Some may say that Tony Ball, is in fact just plain wrong, but has the ear of a few of the bigger shareholders, but then what do they know about the running a TV empire albeit somewhat reduced in size and stature and scheduled to shrink even more in the next couple of years?
It could be that having Tony Ball on board will create a closer tie with BSB Sky, that is if Eamonn Holmes anchoring SKY TV’s early morning hard news Sunrise then taking a fast cab from once side of London to the other and a change of shirt to front ITV’s frothy This Morning along with Mrs Holmes, already means the two monoliths are already enjoying a closer than usual relationship?
But how do you agree a performance related incentive package when the next decade in TV land is not just looking bleak but mightily fragmented with an unknown quantity of new media platforms and delivery systems being developed as I write?
Not everyone at ITV towers is said to be in favour of the new appointment and in some areas open warfare has already broken out. A few ITV executives, possibly unwisely, actively spinning against the appointment; in any case Ball will be mandated to put many of them out to grass, making way for a new intake.
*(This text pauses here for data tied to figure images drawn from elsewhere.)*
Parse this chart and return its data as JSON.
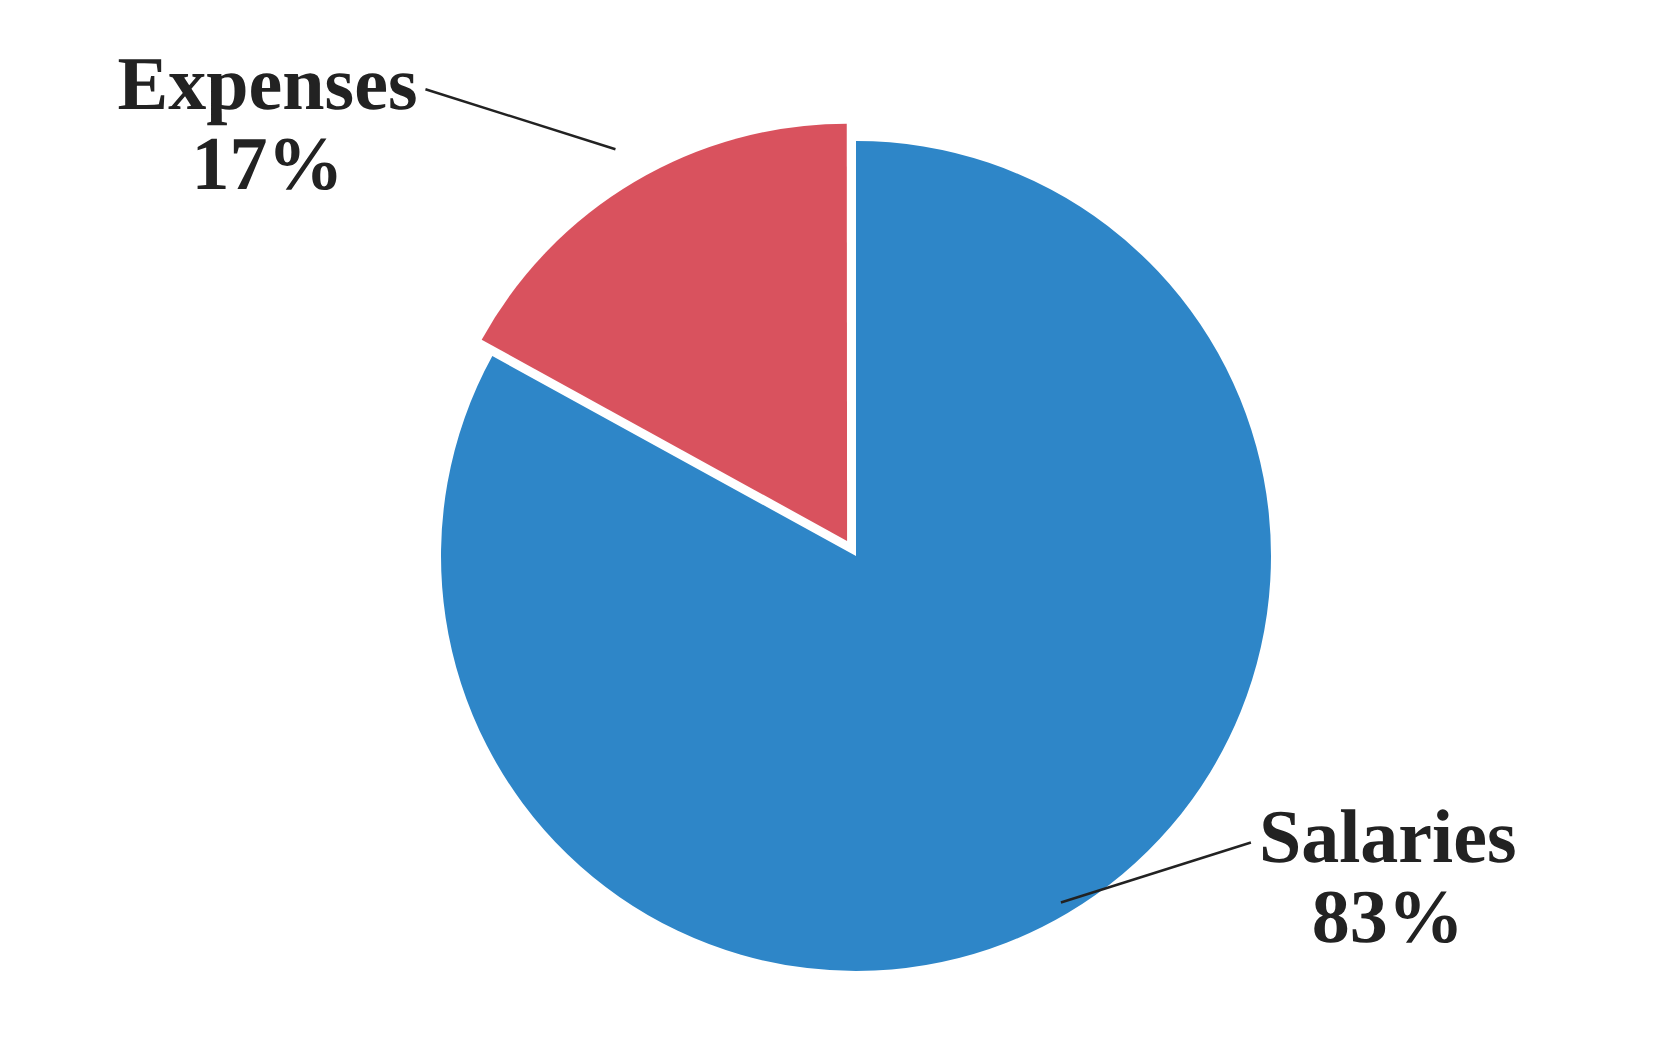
{
  "chart_data": {
    "type": "pie",
    "categories": [
      "Expenses",
      "Salaries"
    ],
    "values": [
      17,
      83
    ],
    "colors": [
      "#d9525e",
      "#2e86c8"
    ],
    "value_labels": [
      "17%",
      "83%"
    ]
  }
}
So no love lost.
Executive chairman Michael Grade in his own way might have led ITV down a few blind alleys but ramped up its external image and standing. Few other businesses have had to cope with a stream of interfering regulators and all comers who think they know how to save ITV. I did, I mean I do, really do know how to save ITV; but the headhunters clearly know better so this is another opportunity they have missed. It might still make a cracking new TV series though –and a profitable one at that!
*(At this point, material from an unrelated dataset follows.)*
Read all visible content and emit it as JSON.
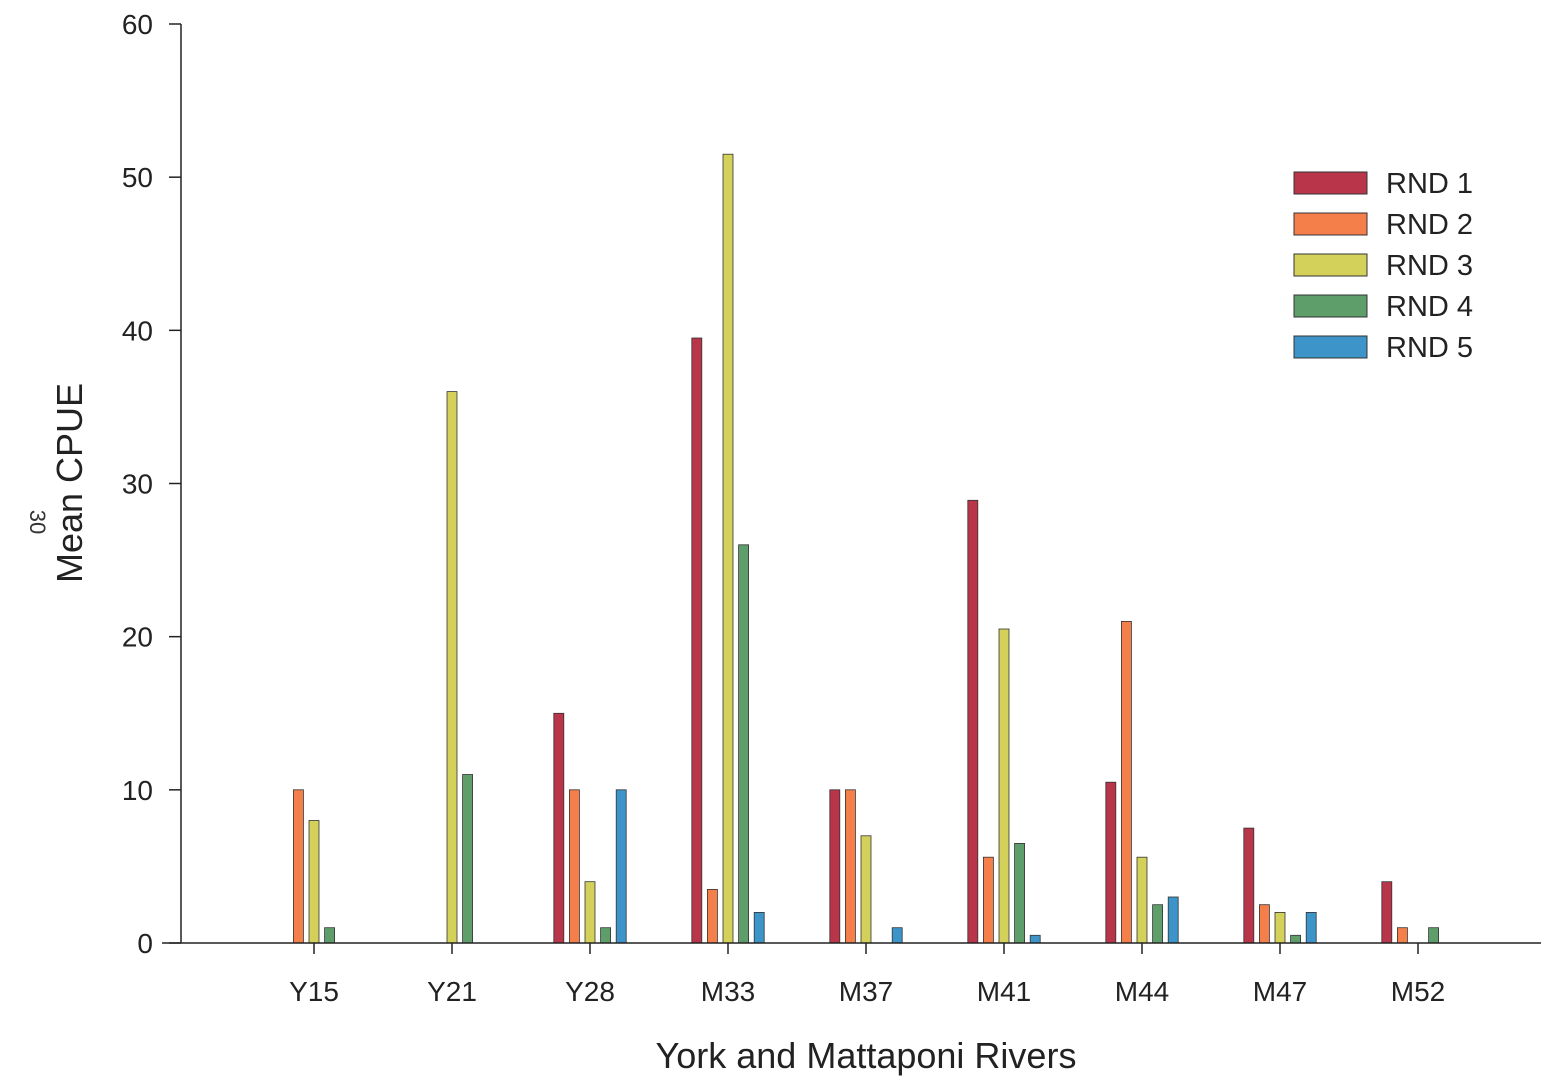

Michael Grade has always maintained ITV is a fundamentally strong business and the core values will be revealed when recession clears and regulators loosen the advertising rules. Trouble is this particular recession is not going away for a good few years despite what politicians and bankers would have you believe. Trust me on this.
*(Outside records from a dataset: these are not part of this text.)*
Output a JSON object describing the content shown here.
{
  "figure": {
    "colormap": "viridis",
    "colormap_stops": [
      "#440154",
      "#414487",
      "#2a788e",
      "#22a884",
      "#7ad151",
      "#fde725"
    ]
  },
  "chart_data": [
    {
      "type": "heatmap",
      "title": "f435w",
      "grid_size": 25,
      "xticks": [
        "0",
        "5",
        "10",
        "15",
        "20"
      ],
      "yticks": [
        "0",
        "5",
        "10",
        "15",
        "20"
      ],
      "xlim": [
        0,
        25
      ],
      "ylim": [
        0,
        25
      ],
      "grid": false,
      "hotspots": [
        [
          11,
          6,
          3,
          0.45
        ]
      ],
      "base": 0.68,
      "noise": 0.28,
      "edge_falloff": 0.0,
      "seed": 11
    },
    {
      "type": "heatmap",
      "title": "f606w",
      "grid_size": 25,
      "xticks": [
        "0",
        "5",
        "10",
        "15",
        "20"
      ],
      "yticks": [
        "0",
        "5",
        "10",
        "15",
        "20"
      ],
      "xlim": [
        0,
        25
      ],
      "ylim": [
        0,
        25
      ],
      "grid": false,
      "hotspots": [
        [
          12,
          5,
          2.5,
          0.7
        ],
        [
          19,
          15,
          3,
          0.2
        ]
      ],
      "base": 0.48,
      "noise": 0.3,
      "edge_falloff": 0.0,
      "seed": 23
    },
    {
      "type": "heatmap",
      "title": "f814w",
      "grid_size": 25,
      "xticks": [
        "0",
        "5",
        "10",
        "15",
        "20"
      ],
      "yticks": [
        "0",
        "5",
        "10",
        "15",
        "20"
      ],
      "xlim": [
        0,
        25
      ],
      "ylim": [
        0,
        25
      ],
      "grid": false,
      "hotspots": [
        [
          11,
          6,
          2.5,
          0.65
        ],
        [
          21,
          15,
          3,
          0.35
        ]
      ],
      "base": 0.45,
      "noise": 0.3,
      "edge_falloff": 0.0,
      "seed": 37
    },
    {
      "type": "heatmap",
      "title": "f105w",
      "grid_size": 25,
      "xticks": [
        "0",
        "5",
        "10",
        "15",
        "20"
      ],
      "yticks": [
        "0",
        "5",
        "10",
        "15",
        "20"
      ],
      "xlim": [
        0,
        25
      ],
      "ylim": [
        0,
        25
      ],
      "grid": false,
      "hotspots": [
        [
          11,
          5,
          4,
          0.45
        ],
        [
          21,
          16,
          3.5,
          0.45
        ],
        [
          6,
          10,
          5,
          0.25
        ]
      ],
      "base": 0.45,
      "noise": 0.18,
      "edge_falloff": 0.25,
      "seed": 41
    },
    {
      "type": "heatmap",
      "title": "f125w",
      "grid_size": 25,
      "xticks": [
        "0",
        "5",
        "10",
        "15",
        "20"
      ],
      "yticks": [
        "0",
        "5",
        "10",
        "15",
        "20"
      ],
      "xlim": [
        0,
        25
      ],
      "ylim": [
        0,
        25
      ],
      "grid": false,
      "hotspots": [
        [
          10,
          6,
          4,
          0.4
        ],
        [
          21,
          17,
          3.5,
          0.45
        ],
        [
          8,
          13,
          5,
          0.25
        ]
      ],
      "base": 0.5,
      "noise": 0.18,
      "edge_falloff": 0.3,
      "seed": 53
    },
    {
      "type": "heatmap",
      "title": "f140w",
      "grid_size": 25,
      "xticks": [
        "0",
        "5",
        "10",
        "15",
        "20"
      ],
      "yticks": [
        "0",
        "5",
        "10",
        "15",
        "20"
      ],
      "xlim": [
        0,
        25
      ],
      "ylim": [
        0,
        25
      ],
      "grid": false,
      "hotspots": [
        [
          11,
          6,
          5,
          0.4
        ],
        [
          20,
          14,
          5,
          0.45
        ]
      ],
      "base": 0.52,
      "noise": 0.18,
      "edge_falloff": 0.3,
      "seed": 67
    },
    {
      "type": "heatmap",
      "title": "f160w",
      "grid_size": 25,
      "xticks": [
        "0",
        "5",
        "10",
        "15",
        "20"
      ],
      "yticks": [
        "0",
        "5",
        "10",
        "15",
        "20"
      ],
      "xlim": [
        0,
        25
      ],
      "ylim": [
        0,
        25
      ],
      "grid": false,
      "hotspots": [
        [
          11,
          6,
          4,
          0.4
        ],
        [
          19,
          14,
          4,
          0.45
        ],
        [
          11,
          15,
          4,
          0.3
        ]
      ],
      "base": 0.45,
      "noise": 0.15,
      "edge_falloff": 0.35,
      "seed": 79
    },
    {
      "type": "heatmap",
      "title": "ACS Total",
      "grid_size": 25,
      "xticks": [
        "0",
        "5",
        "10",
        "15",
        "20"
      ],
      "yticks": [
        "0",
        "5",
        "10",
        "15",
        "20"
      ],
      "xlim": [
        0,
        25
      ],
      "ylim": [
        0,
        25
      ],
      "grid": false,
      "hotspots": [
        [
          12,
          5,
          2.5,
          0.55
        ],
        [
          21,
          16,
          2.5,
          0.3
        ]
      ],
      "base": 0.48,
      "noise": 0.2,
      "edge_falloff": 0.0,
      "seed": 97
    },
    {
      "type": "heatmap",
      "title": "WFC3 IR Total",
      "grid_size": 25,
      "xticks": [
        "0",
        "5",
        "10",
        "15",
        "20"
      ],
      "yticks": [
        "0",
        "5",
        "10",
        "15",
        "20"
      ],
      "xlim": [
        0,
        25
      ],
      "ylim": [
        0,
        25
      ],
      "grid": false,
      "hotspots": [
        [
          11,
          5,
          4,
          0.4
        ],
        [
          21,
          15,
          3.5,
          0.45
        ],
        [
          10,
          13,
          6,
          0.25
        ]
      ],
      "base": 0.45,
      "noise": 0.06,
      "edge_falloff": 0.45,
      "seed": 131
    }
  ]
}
As if the ITV appointment saga could not get more convoluted, a closer inspection reveals that the incumbent Head of the Nominations Committee is none other than the banker and actuary (Actuaries only believe in death, not life so I am told – death being absolute .) with the seriously suspect haircut, Sir James Crosby. The very same, the former head of, wait for it…..HBOS no less! HBOS crashed but at the last moment didn’t burn, thanks to you and me, the British taxpayer.
Still Sir Terance Wogan, a qualified banker (yes seriously, unlike the people running our banks) no less, is hanging up his earphones (cans in the trade) and could well be in the running if the selection process goes beyond Christmas. Just imagine, within days our Tel will have the ITV Board overhauled and filled with TOG’s (Terrys Old Gits) never short of an idea or two, wall to wall Eurovision song contests. Oh wait a minute they already have that and couldn’t think of a name so they called it Project X, factor in the numbers later…Xfactor? No such a silly name. Who was that A&R man who worked at EMI? Simon Cowell? Nah, that would never work either…back to the drawing board.
Other candidates? Well there is Julian Bray and he did call the Ugandan despot Idi Amin “Crazy” and that was to his face at a diplomatic reception. ITV in comparison? Piece of cake. What was he doing in Uganda anyway? End of Part One. Roll VT.